For Die-Hard Toscanini & Karajan Completists Only
J Scott Morrison | Middlebury VT, USA | 01/30/2005
(2 out of 5 stars)
"One has to wonder why Andante has given such elaborate presentation to the two performances of Verdi's 'Falstaff' in this 4 CD set. It contains two productions of the opera from the Salzburg Festival--Toscanini's in 1937, Karajan's precisely twenty years late in 1957. Each is a live recording, and each is in less than optimal sound. Indeed, the 1937 recording is in execrable, unacceptable sound, and although it preserves the Falstaff of Mariano Stabile, it is hard to imagine shelling out 60 dollars or so to acquire that alone (and there is at least one other Stabile 'Falstaff' performance--from La Scala--available, I believe). As for the Karajan performance, he made a studio recording of the opera with virtually the same cast in much superior sound. It would be one thing if this were the only Toscanini 'Falstaff' on record, but he made one of the all-time great recordings of any opera in 1950 (with Giuseppe Valdengo as Falstaff). There could be the argument that the live performances are livelier, more exciting, different than the studio versions, but I frankly don't hear that here. Perhaps this is so marginally in the 1937 Toscanini, but I simply couldn't get past the terrible sound in which it was recorded apparently off the air. I am not generally one who gets exercised about recorded sound quality, but there are so many swishes, pitch distortions, drop-outs, volume variations, and indescribable extraneous noises that I probably would not have finished listening to the performance if I hadn't known I was going to write a review. It's that bad.
Still, for those who, for whatever reason, want to collect these two particular performances, this box is probably the best opportunity for that. The Toscanini has been released before, I believe, but I have not heard any prior versions. Who knows, maybe the sound has actually been cleaned up a bit here. If so, I certainly wouldn't want to hear the others.
Not recommended except for the very few who have their own reasons for purchasing the set.
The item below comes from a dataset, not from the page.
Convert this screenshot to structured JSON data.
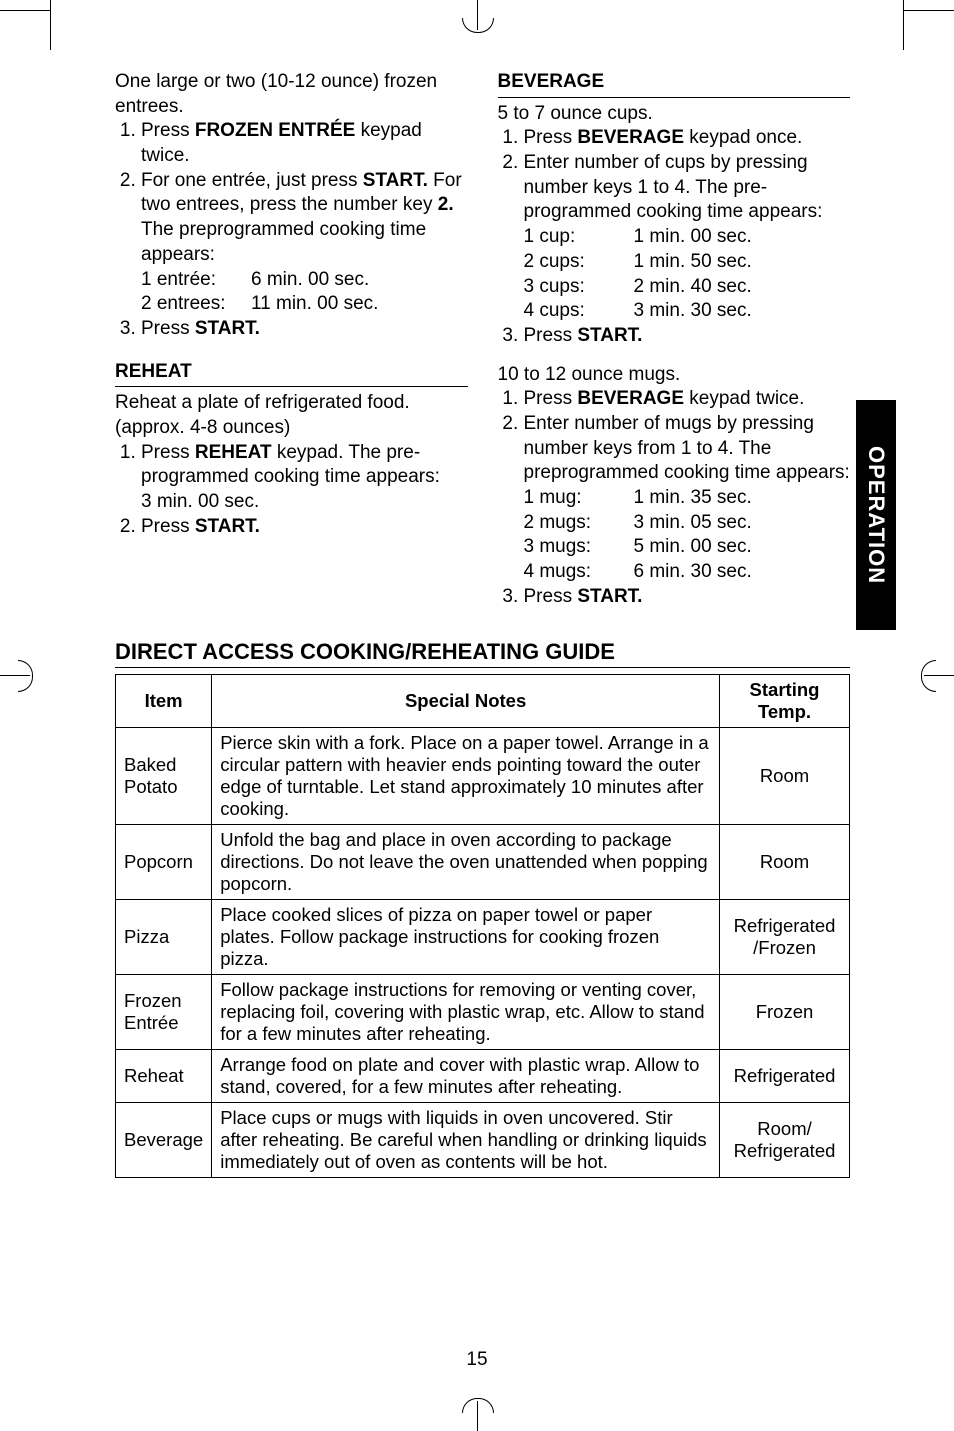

One magnificent and one really great one
Erik Aleksander Moe | Oslo, Norway | 02/01/2007
(5 out of 5 stars)
"I read the review below before I bought this release. I chose to ignore it because I wanted a live recording with Gobbi in addition to a little better sounding restoration of the legendary '37 performance. As it turned out I haven't regretted the purchase. The '37 performance was in a little better sound and the great Gobbi sounded even better than on the great studio recording.
The 1937 recording Stabile and Toscanini are the stars and it shows. Stabile's relish of the words and his perfect way of singing are so in tune with the character. I have always relished his performances and he is at his very best here. There are also two other recordings of his Falstaff, one with Serafin and one with de Sabata, on various labels but it is this one that we really get to hear him at his very best. This is helped by the conductor, Arturo Toscanini. Toscanini is IMHO the best Falstaff conductor of the 20th Century. He blends the great lyrical score and the comical libretto with such skill and apparent ease. His timings are always perfect and his tempi are never too slow or too fast. You can also hear the same mastery in his famous 1950 broadcast. All the other principals are also really great but they do take a backseat to the larger than life Stabile and Toscanini but are really great.
In terms of the sound. No miracles have been performed here, but it is definitely better than what I have earlier (I also have the Lyrica release). You can hear more of everything, but that also included more noise. The great Ward Marston has restored the recording and he has once again proved to be one of the two great greatest restoration artists in the world (Mark Obert-Thorn being the other)
In the other performance, from 1957, we have Tito Gobbi as Falstaff. I loved his performance of Falstaff in the famous studio recording. It is true that most of the cast members on that studio recording is also here. There are exceptions however, the most notable one being Giulietta Simionato as Mistress Quickly. The other difference is Anna Maria Canali as Mistress Page. Herbert von Karajan conducts this one and it is performance almost to the day 20 years after it's predecessor. Karajan cannot match Toscanini's mastery but he does a great job with it nonetheless. It has the same excellence as the studio recording made the year before but bit more lively and more involved, especially from Schwarzkopf. Simionato is a gem as Quickly with her great range and magnificent voice.
The sound here is not bad and considering the sound quality of the '62 Trovatore, also done in Salzburg, is the sound perfectly acceptable.
So to conclude I have to recommend this one especially to those who is interested in historical recording, but also those that are curious about how this opera was done live in the past."